VwGH vom 11.10.2005, 2005/21/0071
Betreff
Der Verwaltungsgerichtshof hat durch den Vorsitzenden Senatspräsident Dr. Gruber und die Hofräte Dr. Robl, Dr. Pelant, Dr. Sulzbacher und Dr. Grünstäudl als Richter, im Beisein der Schriftführerin Mag. Matt, über die Beschwerde des ABHH, vertreten durch Mag. Dr. Bernhard Rosenkranz, Rechtsanwalt in 5020 Salzburg, Plainstraße 23, gegen den Bescheid des Unabhängigen Verwaltungssenates Salzburg vom , Zl. UVS- 6/10146/8-2003, betreffend Zurückweisung einer Beschwerde nach § 67a Abs. 1 Z 2 AVG, zu Recht erkannt:
Spruch
Der angefochtene Bescheid wird wegen Rechtswidrigkeit infolge Verletzung von Verfahrensvorschriften aufgehoben.

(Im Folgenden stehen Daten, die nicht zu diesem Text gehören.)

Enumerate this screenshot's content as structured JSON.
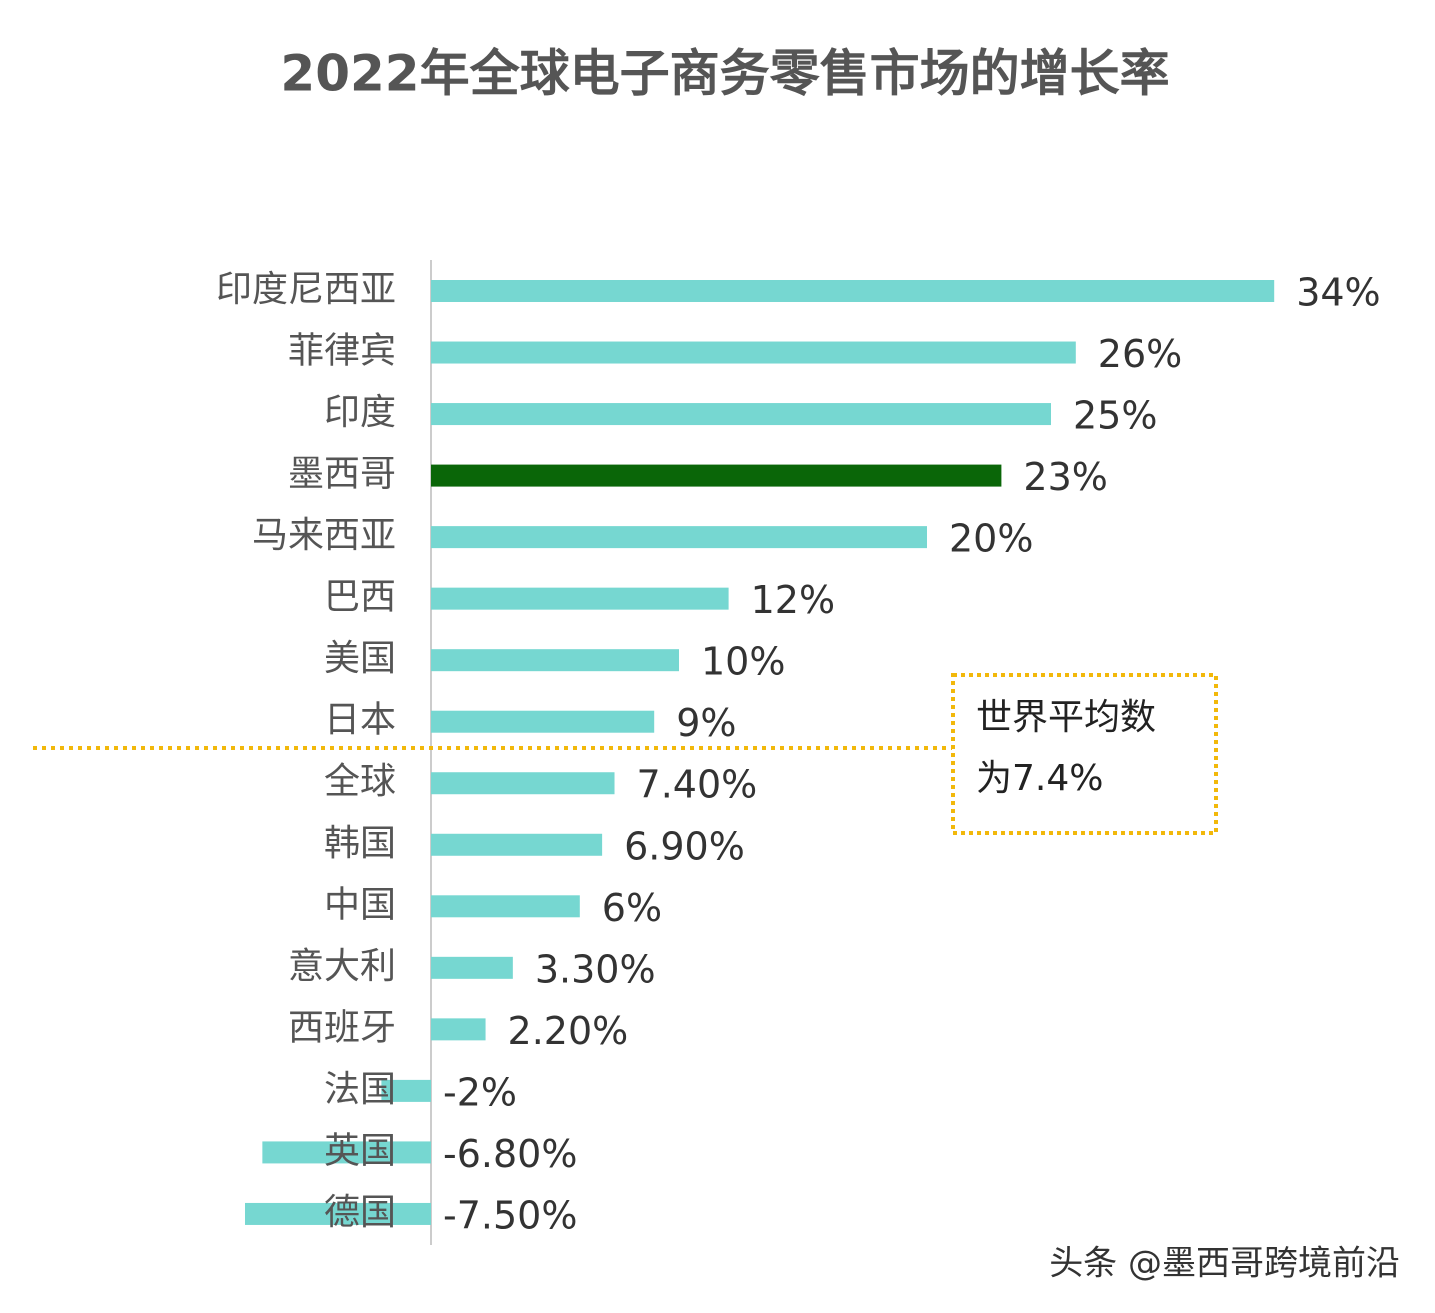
{
  "chart_data": {
    "type": "bar",
    "orientation": "horizontal",
    "title": "2022年全球电子商务零售市场的增长率",
    "categories": [
      "印度尼西亚",
      "菲律宾",
      "印度",
      "墨西哥",
      "马来西亚",
      "巴西",
      "美国",
      "日本",
      "全球",
      "韩国",
      "中国",
      "意大利",
      "西班牙",
      "法国",
      "英国",
      "德国"
    ],
    "values": [
      34,
      26,
      25,
      23,
      20,
      12,
      10,
      9,
      7.4,
      6.9,
      6,
      3.3,
      2.2,
      -2,
      -6.8,
      -7.5
    ],
    "value_labels": [
      "34%",
      "26%",
      "25%",
      "23%",
      "20%",
      "12%",
      "10%",
      "9%",
      "7.40%",
      "6.90%",
      "6%",
      "3.30%",
      "2.20%",
      "-2%",
      "-6.80%",
      "-7.50%"
    ],
    "colors": [
      "#76d7d1",
      "#76d7d1",
      "#76d7d1",
      "#0a6608",
      "#76d7d1",
      "#76d7d1",
      "#76d7d1",
      "#76d7d1",
      "#76d7d1",
      "#76d7d1",
      "#76d7d1",
      "#76d7d1",
      "#76d7d1",
      "#76d7d1",
      "#76d7d1",
      "#76d7d1"
    ],
    "xlim": [
      -10,
      40
    ],
    "annotation": [
      "世界平均数",
      "为7.4%"
    ],
    "watermark": "头条 @墨西哥跨境前沿"
  }
}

Der Bund hat dem Beschwerdeführer Aufwendungen in der Höhe von EUR 991,20 binnen zwei Wochen bei sonstiger Exekution zu ersetzen.
Begründung
Mit dem im Instanzenzug ergangenen Bescheid der Sicherheitsdirektion für das Bundesland Salzburg vom wurde gegen den Beschwerdeführer, einen Staatsangehörigen von Tunesien, ein Aufenthaltsverbot verhängt. Dagegen hat der Beschwerdeführer eine beim Verwaltungsgerichtshof anhängige Bescheidbeschwerde eingebracht, der mit Beschluss vom , Zl. AW 2002/18/0213, die aufschiebende Wirkung zuerkannt wurde.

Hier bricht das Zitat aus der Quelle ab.